Può attecchire e svilupparsi oggi un neoumanesimo? E quali sono le condizioni della sua realizzabilità? È questo il tema presentato ieri alla prima conferenza stampa della 57esima Biennale Arte di Venezia, prevista dal 13 maggio al 26 novembre 2017. Un concept ambizioso e originale, politico nell’accezione letterale del termine: di impiego dell’arte non per intrattenimento o mero abbellimento, ma come il mezzo più prezioso di edificazione delle collettività e del singolo.

La curatrice designata, Christine Macel, ha competenze per questo: parigina e storica dell’arte, è stata conservatrice del patrimonio e ispettore della creazione artistica «Délégation aux Arts Plastiques» del Ministero della Cultura francese. Dal 2000 è Curatore capo del Centre Pompidou, dove è responsabile del Dipartimento della «Création contemporaine et prospective», che ha fondato. Sempre al Pompidou ha ideato «Espace 315», una galleria dedicata ai giovani artisti della scena internazionale, con otto personali tra il 2004 e il 2013. È stata curatrice del Padiglione Francese alla Biennale Arte 2013 (Anri Sala) e del Padiglione Belga alla Biennale Arte 2007 (Eric Duyckaerts).

Alla 57esima Biennale Christine Macel, con il titolo di Viva Arte Viva, mostrerà l’arte in statu nascendi: gli interrogativi che gli artisti si pongono, le pratiche che sviluppano, le esperienze che fanno. In sintesi il loro dire sì alla vita, nella capacità di equilibrio tra efficienza e meditazione, otium e negotium.

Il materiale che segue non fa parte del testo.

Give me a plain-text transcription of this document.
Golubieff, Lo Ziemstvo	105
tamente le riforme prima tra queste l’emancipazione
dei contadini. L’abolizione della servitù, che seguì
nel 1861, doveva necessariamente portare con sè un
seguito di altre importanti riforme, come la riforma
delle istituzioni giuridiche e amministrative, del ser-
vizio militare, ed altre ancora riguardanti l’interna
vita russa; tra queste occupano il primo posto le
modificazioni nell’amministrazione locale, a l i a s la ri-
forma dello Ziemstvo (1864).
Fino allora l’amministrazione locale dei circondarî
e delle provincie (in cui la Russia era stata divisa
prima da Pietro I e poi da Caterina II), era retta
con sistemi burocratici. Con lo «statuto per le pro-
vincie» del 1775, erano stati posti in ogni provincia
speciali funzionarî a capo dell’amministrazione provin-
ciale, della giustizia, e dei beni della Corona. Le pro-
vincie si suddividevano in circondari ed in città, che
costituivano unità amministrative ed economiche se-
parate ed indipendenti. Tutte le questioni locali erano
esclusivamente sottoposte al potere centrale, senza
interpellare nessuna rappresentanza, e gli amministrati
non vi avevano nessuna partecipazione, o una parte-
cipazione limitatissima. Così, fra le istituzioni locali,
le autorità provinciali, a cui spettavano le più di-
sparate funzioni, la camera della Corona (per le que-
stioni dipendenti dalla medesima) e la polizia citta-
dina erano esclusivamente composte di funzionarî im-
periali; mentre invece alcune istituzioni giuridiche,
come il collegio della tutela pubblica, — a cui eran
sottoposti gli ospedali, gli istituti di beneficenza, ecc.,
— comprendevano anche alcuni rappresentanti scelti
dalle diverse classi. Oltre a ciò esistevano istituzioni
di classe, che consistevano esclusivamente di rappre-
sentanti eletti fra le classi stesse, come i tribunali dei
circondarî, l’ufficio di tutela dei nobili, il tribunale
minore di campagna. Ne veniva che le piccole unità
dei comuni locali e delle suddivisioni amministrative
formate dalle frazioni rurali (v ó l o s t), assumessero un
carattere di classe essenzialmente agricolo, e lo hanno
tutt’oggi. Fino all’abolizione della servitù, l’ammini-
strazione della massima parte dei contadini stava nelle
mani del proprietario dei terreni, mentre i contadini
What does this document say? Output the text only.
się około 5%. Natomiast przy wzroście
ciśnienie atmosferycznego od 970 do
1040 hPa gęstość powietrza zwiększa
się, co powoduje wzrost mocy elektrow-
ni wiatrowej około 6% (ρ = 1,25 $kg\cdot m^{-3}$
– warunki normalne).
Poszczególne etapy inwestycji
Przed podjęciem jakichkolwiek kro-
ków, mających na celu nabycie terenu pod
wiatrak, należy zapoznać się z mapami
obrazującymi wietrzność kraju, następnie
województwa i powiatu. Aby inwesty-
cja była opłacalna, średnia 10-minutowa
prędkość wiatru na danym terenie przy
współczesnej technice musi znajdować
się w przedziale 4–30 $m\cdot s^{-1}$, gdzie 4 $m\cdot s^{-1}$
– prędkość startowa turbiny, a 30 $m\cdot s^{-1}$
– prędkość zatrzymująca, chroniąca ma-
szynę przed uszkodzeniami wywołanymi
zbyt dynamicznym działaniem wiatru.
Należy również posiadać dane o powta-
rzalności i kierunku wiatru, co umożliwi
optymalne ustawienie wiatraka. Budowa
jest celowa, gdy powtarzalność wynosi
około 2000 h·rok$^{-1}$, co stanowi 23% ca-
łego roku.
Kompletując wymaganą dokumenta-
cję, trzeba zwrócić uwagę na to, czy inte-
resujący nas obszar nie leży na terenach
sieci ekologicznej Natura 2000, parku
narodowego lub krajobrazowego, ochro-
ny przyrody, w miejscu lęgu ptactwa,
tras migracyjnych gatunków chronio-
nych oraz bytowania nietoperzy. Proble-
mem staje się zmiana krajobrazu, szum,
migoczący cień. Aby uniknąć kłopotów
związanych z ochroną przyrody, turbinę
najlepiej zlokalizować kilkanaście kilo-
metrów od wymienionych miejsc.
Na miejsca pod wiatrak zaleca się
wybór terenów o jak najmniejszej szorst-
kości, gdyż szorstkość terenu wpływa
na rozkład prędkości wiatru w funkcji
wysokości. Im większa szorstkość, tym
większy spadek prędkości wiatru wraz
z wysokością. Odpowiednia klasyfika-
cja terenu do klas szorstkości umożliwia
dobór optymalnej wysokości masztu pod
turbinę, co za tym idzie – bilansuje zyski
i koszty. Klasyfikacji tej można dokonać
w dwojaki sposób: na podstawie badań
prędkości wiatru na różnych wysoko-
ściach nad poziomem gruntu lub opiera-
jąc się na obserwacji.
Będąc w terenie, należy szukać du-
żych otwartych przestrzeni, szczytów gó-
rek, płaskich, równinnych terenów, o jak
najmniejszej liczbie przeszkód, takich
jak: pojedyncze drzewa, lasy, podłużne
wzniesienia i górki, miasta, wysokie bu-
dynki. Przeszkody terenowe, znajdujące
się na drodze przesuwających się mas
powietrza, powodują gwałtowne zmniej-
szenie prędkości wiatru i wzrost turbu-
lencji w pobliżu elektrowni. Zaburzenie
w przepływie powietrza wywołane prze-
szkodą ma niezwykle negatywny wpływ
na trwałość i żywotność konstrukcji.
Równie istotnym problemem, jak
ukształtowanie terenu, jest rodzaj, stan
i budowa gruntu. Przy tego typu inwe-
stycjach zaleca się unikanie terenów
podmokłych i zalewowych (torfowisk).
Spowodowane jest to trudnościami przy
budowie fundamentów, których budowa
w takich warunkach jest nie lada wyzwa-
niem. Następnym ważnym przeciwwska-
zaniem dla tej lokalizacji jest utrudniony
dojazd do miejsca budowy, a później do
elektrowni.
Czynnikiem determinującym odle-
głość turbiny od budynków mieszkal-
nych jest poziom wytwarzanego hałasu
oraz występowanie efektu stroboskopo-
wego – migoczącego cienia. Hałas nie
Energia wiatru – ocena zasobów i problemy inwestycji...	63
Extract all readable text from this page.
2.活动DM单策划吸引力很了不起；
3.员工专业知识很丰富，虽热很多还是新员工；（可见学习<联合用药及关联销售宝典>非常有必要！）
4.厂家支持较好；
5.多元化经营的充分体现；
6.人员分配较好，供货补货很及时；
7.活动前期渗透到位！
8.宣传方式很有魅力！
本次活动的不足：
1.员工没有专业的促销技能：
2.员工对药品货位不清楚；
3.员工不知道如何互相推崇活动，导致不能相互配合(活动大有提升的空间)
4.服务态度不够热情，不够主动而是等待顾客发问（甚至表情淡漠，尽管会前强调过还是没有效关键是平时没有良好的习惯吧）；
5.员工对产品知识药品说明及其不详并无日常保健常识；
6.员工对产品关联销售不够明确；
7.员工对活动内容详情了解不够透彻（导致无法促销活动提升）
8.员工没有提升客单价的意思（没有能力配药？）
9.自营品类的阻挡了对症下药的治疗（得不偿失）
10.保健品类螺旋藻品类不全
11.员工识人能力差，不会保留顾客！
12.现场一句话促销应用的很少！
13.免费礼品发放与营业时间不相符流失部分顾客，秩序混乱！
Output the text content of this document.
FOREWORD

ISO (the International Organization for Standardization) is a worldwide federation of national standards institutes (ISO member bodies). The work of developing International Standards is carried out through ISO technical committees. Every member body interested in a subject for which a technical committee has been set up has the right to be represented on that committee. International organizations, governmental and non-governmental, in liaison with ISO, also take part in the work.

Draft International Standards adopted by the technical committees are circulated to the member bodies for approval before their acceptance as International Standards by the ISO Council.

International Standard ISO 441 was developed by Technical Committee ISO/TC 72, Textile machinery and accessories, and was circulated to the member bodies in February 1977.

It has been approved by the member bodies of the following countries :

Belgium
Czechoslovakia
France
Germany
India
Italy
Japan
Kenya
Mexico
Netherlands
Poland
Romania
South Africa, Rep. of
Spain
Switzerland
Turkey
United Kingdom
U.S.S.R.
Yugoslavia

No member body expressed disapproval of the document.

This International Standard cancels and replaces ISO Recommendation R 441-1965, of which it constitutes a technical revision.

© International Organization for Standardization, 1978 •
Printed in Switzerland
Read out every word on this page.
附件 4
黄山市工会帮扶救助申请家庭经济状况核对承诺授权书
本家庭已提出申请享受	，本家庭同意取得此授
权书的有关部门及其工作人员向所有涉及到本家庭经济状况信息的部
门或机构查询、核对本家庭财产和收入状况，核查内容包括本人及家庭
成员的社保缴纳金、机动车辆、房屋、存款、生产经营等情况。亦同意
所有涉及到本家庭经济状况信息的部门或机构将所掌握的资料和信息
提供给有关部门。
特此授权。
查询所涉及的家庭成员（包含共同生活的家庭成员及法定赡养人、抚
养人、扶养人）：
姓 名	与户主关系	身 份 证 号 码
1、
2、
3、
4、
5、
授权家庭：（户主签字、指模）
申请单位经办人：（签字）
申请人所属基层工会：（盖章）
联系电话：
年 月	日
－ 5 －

Se nel Quattrocento l’Umanesimo, cioè la rinascita dell’Europa – culturale e solo di rimbalzo economica – si è prodotto quando si è messa l’arte al centro delle istituzioni sociali, l’ideale di questa centralità viene ora riproposto e sondato. Si può tornare a credere e a sapere che la cultura è l’unica via di miglioramento.
Giardini e Arsenale diventeranno spazi dove incontrare gli artisti, per condividere, insieme alle loro opere, i «tempi vuoti» dell’operare. L’otium elogiato da Bertrand Russell come tempo in cui coltivare la curiosità. Padiglioni o «trans-padiglioni» si succederanno, quasi capitoli di un libro, riunendo artisti di ogni generazione e provenienza, fuori dalle mode e dai personalismi. Universi di racconti sulle dimensioni più difficili da tradurre: la spiritualità, l’infinito, l’alterità. Protagonisti saranno i giovani artisti, gli artisti scomparsi e quelli finora poco noti, soprattutto delle aree culturali dell’America Latina, del Medio Oriente e dell’Asia. Ogni settimana, durante i sei mesi della Mostra, un artista terrà una Tavola Aperta in cui pranzerà con il pubblico, creando così occasioni di dialogo. Il corpo a corpo prevarrà sulle forme di rimediazione digitale.
Infine il progetto La mia biblioteca, ispirato all’omonimo saggio di Benjamin del 1931, consentirà agli artisti di riunire in una lista i loro libri preferiti, per scambi su convitati non più in vita, ma che per molti restano vitali.